Fig.1. Molecular design of B-gTEMP and the expected fluorescence response to temperature. F(mNG) and F(tdT) are fluorescence intensity of mNeonGreen and tdTomato, respectively. Credit: Kai Lu et al.
Body temperature is a basic indicator of health. Intracellular temperature is also a basic indicator of cellular health; cancer cells are more metabolically active, and thus can have a slightly higher temperature than healthy cells. However, until now the available tools for testing such hypotheses haven’t been up to the task. In a study recently published in Nano Letters, researchers from Osaka University and collaborating partners have experimentally measured temperature gradients within human cells and at unprecedented precision. This study will open up new directions in drug discovery and medical research.
Many researchers have suspected that transient intracellular temperature gradients have a broader effect on human health than commonly appreciated but were unable to test their hypotheses owing to the limitations of the technology available to them. “Current intracellular thermal detection technology has insufficient spatial, temporal, and readout resolution to answer some long-standing medical hypotheses,” explains Kai Lu, lead author, “but our research changes this. Our genetically encoded fluorescent nanothermometer overcomes prior technical hurdles and will be invaluable for testing such hypotheses.”
The researchers’ protein-based nanothermometer is based on modulated fluorescence output that’s sensitive to small changes in temperature within cells. Its readout speed is at least 39 times faster than comparable technology, and a thousand times faster than a typical blink of your eye. The nanothermometer enabled the researchers to discover that intracellular heat diffusion is more than 5 times slower than heat diffusion in water. It also showed that the readout resolution is only 0.042 degrees Celsius at physiological temperature, which is an even higher resolution than that in a comparable setup that’s several thousand times slower.
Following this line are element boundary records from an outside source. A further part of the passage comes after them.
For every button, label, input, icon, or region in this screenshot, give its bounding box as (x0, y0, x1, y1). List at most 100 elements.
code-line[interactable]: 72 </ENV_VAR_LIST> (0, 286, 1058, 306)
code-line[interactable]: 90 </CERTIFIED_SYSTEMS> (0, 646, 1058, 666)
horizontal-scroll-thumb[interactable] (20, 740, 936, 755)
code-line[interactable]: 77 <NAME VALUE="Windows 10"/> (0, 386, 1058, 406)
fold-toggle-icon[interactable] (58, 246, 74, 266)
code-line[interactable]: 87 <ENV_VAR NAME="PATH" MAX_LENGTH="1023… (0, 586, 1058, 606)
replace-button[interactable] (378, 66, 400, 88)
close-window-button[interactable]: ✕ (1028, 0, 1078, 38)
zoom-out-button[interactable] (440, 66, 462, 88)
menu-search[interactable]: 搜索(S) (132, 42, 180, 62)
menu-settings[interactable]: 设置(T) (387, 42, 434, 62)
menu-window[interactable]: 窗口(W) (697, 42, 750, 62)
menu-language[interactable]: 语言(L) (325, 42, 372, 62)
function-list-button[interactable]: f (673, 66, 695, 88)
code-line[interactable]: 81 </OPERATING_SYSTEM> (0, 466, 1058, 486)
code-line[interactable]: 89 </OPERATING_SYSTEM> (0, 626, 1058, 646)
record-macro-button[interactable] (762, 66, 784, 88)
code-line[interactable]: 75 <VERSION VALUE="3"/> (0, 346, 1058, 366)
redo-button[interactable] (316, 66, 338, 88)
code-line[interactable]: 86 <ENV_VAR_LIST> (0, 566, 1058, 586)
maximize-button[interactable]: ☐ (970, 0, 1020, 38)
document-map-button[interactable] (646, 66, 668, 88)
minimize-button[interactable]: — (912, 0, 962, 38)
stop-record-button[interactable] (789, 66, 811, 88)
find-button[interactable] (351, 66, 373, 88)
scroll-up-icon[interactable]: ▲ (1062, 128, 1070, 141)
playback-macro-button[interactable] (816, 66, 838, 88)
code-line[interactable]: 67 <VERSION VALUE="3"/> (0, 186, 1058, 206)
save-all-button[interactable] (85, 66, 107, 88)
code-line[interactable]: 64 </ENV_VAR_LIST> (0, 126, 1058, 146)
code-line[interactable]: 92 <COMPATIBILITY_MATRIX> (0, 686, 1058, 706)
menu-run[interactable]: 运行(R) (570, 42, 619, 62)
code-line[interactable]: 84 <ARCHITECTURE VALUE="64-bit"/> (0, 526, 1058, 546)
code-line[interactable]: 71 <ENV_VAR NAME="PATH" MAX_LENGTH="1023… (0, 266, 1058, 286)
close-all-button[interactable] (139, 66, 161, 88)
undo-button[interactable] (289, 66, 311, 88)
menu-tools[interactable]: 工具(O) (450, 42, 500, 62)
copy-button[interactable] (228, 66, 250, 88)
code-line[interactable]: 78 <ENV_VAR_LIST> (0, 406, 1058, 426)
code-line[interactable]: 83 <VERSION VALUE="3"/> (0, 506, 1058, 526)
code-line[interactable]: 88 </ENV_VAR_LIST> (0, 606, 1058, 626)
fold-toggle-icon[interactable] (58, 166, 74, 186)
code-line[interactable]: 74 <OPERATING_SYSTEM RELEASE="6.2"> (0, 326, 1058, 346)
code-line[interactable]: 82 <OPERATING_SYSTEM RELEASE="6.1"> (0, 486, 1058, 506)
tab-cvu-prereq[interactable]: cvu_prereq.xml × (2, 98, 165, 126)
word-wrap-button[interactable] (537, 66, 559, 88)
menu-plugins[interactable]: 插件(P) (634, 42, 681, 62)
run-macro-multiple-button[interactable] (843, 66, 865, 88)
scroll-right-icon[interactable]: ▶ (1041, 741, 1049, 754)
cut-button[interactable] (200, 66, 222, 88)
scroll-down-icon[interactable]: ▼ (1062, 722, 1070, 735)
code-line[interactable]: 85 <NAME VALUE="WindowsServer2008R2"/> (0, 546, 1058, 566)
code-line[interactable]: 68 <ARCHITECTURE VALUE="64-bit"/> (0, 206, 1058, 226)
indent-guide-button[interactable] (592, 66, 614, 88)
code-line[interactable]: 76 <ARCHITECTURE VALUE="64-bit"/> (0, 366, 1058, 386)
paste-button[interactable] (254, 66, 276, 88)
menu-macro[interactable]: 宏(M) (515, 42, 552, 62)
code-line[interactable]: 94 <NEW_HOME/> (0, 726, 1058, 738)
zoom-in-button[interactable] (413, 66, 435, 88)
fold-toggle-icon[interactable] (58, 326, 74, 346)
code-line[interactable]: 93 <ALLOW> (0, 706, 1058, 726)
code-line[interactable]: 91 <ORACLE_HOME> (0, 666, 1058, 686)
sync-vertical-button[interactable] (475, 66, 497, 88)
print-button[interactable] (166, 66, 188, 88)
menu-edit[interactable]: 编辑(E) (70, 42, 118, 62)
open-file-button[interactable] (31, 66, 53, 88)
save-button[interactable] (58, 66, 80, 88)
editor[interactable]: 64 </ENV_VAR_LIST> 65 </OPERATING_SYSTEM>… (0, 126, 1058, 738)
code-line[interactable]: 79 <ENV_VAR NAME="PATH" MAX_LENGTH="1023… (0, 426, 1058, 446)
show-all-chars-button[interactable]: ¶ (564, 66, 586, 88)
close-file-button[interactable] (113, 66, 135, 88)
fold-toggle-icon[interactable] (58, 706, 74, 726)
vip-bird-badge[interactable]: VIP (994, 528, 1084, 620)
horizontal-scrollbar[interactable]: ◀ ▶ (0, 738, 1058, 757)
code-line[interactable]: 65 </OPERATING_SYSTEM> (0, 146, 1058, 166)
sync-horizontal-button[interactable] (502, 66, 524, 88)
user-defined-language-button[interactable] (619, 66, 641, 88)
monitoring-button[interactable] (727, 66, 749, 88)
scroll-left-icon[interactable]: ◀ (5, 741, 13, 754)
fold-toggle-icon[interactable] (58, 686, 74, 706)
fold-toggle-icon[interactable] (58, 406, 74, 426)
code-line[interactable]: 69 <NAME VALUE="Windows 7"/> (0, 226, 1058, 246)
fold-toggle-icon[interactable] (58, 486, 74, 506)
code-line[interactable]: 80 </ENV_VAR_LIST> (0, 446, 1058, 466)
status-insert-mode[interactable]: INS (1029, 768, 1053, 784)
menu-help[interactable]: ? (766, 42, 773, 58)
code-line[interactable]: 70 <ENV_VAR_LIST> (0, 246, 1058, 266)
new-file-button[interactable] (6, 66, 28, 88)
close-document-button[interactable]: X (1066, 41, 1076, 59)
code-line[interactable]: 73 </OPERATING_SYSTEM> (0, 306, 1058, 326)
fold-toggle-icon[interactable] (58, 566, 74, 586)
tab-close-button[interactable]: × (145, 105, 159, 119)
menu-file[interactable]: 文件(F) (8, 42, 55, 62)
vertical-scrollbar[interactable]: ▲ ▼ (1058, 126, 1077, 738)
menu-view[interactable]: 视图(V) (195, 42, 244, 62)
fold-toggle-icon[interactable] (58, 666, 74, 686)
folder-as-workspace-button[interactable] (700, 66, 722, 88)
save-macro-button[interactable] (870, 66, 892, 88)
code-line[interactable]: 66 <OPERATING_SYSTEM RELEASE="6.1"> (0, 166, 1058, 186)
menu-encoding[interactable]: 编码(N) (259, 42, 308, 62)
Fig. 2. Temperature response of B-gTEMP. (A) Fluorescence spectrum of B-gTEMP at various temperatures. mNG: mNeonGreen; tdT: tdTomato. (B) Fluorescence intensity ratio of mNG to tdT in response to temperature during a cycle of heating and cooling. Credit: Kai Lu et al.
“We tested the hypothesis that there’s a substantial temperature difference between the cell nucleus and cytoplasm,” says Takeharu Nagai, senior author. “We didn’t find a significant difference, but test conditions that more closely mimic typical physiology might give different results.”
Fig. 3. Rapid heat transport in cells. Heat was generated by irradiating carbon nanotubes with a focused red laser beam; the heat then diffused into the adjacent HeLa cell. This process was captured in real time by kilohertz temperature imaging with B-gTEMP. Credit: Kai Lu et al.
There are several means of improving the functionality of the researchers’ nanothermometer. One is to improve how long it lasts under microscopic illumination. Another is to reengineer it to be sensitive to red or infrared light, and thus be less damaging to cells for long-term imaging. In the meantime, researchers now have the technology to realistically probe intracellular temperature gradients, and uncover the physiology that underpins these gradients. Perhaps with this knowledge, drugs can one day be designed to take advantage of this underappreciated aspect of cell physiology.